Agata Smogorzewska, M.D., Ph.D.
Throughout its lifetime, a cell’s DNA is under constant metabolic and environmental assault that can lead to damage. If left unchecked, the resulting genome instability can initiate cancer and a variety of other human disorders. Using Fanconi anemia and other genetic diseases as a backdrop, Smogorzewska’s research aims to elucidate the pathways that protect organ function and prevent cancer, with a focus on those that replicate and repair DNA.
Research in the Laboratory of Genome Maintenance is focused on DNA repair, with special emphasis on repair that takes place during replication. The group’s interests are broad, ranging from the molecular function of proteins involved in the DNA damage response to the cellular and in vivo consequences of deficiencies in proper DNA replication and repair.
The DNA interstrand crosslink (ICL) is the prototype DNA lesion repaired during replication. ICLs covalently link the Watson and Crick strands of the DNA, and the repair of these lethal lesions requires a dual excision of the crosslinked bases as well as repair of the resulting double-strand breaks. This feat is accomplished in a multi-step process mediated by the Fanconi anemia (FA) pathway and factors that promote homologous recombination (HR), including BRCA1 and BRCA2. FA patients lack components of this pathway and suffer from bone marrow failure and infertility due to failures in the maintenance of hematopoietic and germline stem cells. FA is also associated with a very high incidence of cancer, most likely due to the mutagenic nature of incorrectly repaired ICLs.
In recent years, the lab has identified SLX4, RAD51, and UBE2T as genes mutated in Fanconi anemia patients. By identifying these and other novel genes in patients with FA and related disorders, the group is able to use insights and patient-derived tools in the quest to understand the mechanism of DNA repair at the cellular level. Currently, the prevention and treatment of tumors are the major clinical challenges for the disease. The lab is using next generation sequencing and functional analysis of identified variants to investigate the etiology and vulnerabilities of cancers in FA patients, with the goal of identifying biomarkers and treatment targets.

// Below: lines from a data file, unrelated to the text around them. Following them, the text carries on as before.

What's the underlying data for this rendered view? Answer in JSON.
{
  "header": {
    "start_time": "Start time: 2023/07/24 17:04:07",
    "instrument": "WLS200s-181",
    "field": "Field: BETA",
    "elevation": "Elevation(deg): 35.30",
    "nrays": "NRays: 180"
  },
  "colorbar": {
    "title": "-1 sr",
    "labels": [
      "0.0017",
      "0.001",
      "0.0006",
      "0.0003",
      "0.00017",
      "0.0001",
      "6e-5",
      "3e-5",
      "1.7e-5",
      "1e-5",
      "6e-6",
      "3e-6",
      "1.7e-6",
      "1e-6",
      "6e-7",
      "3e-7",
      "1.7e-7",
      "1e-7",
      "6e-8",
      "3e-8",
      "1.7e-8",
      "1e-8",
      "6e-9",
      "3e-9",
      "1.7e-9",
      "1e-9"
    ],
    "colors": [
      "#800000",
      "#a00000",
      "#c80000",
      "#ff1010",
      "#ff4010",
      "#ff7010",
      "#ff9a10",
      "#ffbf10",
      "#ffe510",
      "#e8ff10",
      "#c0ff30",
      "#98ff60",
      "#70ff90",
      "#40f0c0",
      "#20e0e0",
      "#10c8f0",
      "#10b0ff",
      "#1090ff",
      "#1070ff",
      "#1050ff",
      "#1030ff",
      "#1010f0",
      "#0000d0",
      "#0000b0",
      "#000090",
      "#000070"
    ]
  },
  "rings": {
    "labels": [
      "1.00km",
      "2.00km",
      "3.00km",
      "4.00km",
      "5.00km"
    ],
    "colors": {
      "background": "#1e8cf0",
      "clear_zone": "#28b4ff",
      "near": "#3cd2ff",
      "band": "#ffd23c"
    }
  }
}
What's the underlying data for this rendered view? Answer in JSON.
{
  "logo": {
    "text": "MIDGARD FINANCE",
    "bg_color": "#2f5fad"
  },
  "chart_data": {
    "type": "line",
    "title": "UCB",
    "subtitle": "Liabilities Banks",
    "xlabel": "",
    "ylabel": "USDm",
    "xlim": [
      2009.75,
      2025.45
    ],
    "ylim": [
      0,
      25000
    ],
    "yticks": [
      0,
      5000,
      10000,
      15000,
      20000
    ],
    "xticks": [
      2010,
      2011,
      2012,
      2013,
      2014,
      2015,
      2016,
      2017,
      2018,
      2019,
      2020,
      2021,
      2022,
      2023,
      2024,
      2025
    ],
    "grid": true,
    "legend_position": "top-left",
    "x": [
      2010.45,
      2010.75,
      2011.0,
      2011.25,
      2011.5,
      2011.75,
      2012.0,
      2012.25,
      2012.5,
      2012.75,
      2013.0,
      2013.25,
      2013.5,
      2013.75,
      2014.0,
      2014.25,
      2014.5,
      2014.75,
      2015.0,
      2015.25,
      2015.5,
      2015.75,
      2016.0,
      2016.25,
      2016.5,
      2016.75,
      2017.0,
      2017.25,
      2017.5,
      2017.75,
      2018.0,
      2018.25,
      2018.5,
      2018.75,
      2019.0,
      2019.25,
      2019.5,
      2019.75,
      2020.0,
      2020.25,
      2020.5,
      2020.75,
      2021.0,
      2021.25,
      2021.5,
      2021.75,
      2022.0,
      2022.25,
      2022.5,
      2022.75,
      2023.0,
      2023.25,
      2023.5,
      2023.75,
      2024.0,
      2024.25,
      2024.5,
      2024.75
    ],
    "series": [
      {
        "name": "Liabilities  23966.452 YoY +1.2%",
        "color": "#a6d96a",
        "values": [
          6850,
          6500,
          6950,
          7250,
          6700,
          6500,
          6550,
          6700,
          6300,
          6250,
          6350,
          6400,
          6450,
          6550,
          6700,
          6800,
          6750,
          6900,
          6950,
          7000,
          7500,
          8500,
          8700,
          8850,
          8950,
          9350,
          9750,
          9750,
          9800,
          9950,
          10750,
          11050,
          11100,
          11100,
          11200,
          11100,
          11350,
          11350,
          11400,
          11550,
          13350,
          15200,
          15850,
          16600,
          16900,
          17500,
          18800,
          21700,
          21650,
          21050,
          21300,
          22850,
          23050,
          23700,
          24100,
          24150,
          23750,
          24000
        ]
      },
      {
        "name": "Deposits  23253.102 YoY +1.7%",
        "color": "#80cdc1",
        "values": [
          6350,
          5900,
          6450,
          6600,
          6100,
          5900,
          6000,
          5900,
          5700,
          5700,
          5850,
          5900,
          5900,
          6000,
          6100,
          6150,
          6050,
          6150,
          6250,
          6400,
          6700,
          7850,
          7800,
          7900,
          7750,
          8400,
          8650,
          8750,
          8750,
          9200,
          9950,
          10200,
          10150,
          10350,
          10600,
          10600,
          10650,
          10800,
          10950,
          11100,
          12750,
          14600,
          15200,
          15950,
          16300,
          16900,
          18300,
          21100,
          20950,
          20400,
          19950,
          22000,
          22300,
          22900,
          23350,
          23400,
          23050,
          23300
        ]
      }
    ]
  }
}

ICL repair deficiency is also associated with kidney and liver dysfunction. A rare human disease called karyomegalic interstitial nephritis (KIN) develops when FAN1, a nuclease that functions in ICL repair, is deficient. FAN1 has also been identified as a genetic modifier of Huntington’s disease (HD). The lab uses a mouse model of FAN1 deficiency to gain insights about the pathogenesis of KIN and HD, as well as to obtain global understanding of how genome maintenance pathways protect organ function.